I’ve been reading a lot lately. Most of the books have been on psychopathy (and the neuroscience of psychopathy, in particular), but I’ve also been reading books on how to be a better blogger and social media user. While these latter books are focused on businesses and corporations, their teachings extend to the up and coming blogger and writer as well. An interesting trend with these books is that they champion the use of altruism as a means for outreach. The authors of these books – such as The Tao of Twitter – argue that being selfless is the key to the hearts of others. The implication is clear, however. Do for others so that others will do for you. However, does not this violate the core definition of altruism? That actions are to be made solely for their own sake and without an expectation of personal gain as a result?
As I’ve written before regarding altruism, I believe the concept is inherently flawed. Short of throwing oneself on a grenade to save one’s comrades at the expense of their own life, I fail to see how the overwhelming majority of actions that are considered “altruistic” are truly such. Whether altruistic actions are born from hopes of quid pro quo behavior or even as a means of inflating one’s own sense of self, nearly all actions have a benefit to the one performing them – unless one is just self-destructive and performs only actions that harm themselves. So how can one be purely selfless with discourse? I don’t believe that it is possible.
With discourse, there must be a motivation to speak. Is the motivation born from the desire to be acknowledged and heard? Does the topic being discussed have a direct impact on those speaking, as with marriage-equality discussions in the United States? What of those that are entrepreneurs and are speaking solely for the potential payday at the end? Is it ethical to claim at any point with all people that discourse is simply being had for its sake – with no wanted benefit by those contributing? I find that we often swallow information too easily without understanding the motives of another. Maybe it is true that the intentions of another are pure, but they still always have something to gain by moving their mouths or their hands and certainly that gain cannot be divorced from the mind.

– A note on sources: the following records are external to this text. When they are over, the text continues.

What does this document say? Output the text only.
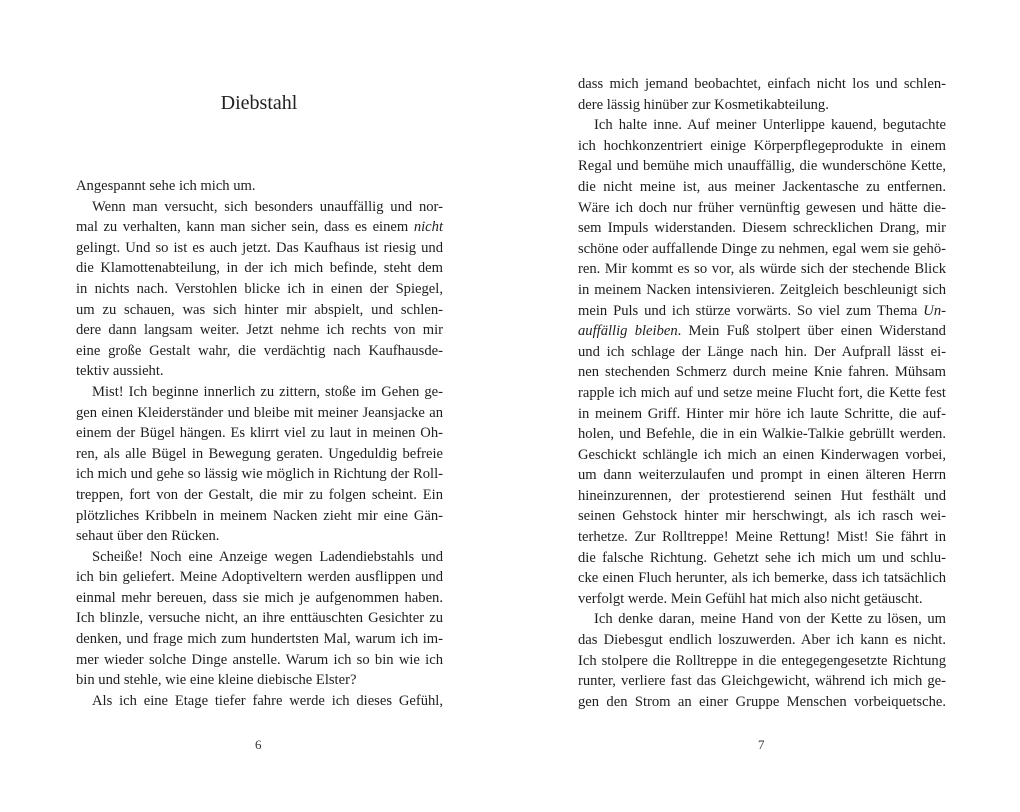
Diebstahl
Angespannt sehe ich mich um.
Wenn man versucht, sich besonders unauffällig und nor-
mal zu verhalten, kann man sicher sein, dass es einem nicht
gelingt. Und so ist es auch jetzt. Das Kaufhaus ist riesig und
die Klamottenabteilung, in der ich mich befinde, steht dem
in nichts nach. Verstohlen blicke ich in einen der Spiegel,
um zu schauen, was sich hinter mir abspielt, und schlen-
dere dann langsam weiter. Jetzt nehme ich rechts von mir
eine große Gestalt wahr, die verdächtig nach Kaufhausde-
tektiv aussieht.
Mist! Ich beginne innerlich zu zittern, stoße im Gehen ge-
gen einen Kleiderständer und bleibe mit meiner Jeansjacke an
einem der Bügel hängen. Es klirrt viel zu laut in meinen Oh-
ren, als alle Bügel in Bewegung geraten. Ungeduldig befreie
ich mich und gehe so lässig wie möglich in Richtung der Roll-
treppen, fort von der Gestalt, die mir zu folgen scheint. Ein
plötzliches Kribbeln in meinem Nacken zieht mir eine Gän-
sehaut über den Rücken.
Scheiße! Noch eine Anzeige wegen Ladendiebstahls und
ich bin geliefert. Meine Adoptiveltern werden ausflippen und
einmal mehr bereuen, dass sie mich je aufgenommen haben.
Ich blinzle, versuche nicht, an ihre enttäuschten Gesichter zu
denken, und frage mich zum hundertsten Mal, warum ich im-
mer wieder solche Dinge anstelle. Warum ich so bin wie ich
bin und stehle, wie eine kleine diebische Elster?
Als ich eine Etage tiefer fahre werde ich dieses Gefühl,
6
dass mich jemand beobachtet, einfach nicht los und schlen-
dere lässig hinüber zur Kosmetikabteilung.
Ich halte inne. Auf meiner Unterlippe kauend, begutachte
ich hochkonzentriert einige Körperpflegeprodukte in einem
Regal und bemühe mich unauffällig, die wunderschöne Kette,
die nicht meine ist, aus meiner Jackentasche zu entfernen.
Wäre ich doch nur früher vernünftig gewesen und hätte die-
sem Impuls widerstanden. Diesem schrecklichen Drang, mir
schöne oder auffallende Dinge zu nehmen, egal wem sie gehö-
ren. Mir kommt es so vor, als würde sich der stechende Blick
in meinem Nacken intensivieren. Zeitgleich beschleunigt sich
mein Puls und ich stürze vorwärts. So viel zum Thema Un-
auffällig bleiben. Mein Fuß stolpert über einen Widerstand
und ich schlage der Länge nach hin. Der Aufprall lässt ei-
nen stechenden Schmerz durch meine Knie fahren. Mühsam
rapple ich mich auf und setze meine Flucht fort, die Kette fest
in meinem Griff. Hinter mir höre ich laute Schritte, die auf-
holen, und Befehle, die in ein Walkie-Talkie gebrüllt werden.
Geschickt schlängle ich mich an einen Kinderwagen vorbei,
um dann weiterzulaufen und prompt in einen älteren Herrn
hineinzurennen, der protestierend seinen Hut festhält und
seinen Gehstock hinter mir herschwingt, als ich rasch wei-
terhetze. Zur Rolltreppe! Meine Rettung! Mist! Sie fährt in
die falsche Richtung. Gehetzt sehe ich mich um und schlu-
cke einen Fluch herunter, als ich bemerke, dass ich tatsächlich
verfolgt werde. Mein Gefühl hat mich also nicht getäuscht.
Ich denke daran, meine Hand von der Kette zu lösen, um
das Diebesgut endlich loszuwerden. Aber ich kann es nicht.
Ich stolpere die Rolltreppe in die entegegengesetzte Richtung
runter, verliere fast das Gleichgewicht, während ich mich ge-
gen den Strom an einer Gruppe Menschen vorbeiquetsche.
7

Returning to the opening paragraph, how am I to be truly selfless when my expectation is to continue growing the network that I interact with on a daily basis? I could be – and, for better or worse, am – honest with my lack of altruism. Others do not wish to hear that, however. Few want to know that the interactions that they have with others are always laden with motives. They want to believe that their presence is enough for others to seek them out and to value them … to value them. And this is crucial. To be valued, there must be a benefit for the other party. In return, the valuation by that other party increases the strength of the words of the one being valued. Thus, there is incentive by both parties to engage. Not very altruistic at all, now is it? (Though I should note that a lack of altruism should not necessarily imply a lack of respect or valuation).
And while it is much more appealing to the non-thinker that discourse through blogging, social media, or even face-to-face, should be selfless, the intellectual and truth-seeker should look deeper. Everyone is attempting to gain something through discourse. Maybe the goal is social change, a future sale, a boost to the self-esteem, or combinations of these and others, but everyone wants something, even if it is only to be heard.
Side note: I am going to try posting new posts in the morning (1200 UTC) for a while and see how this affects engagement. During this experiment I will try to publish “mini-posts” at the usual time 0000 UTC. We’ll see how long I can keep up the frenetic pace before I tire.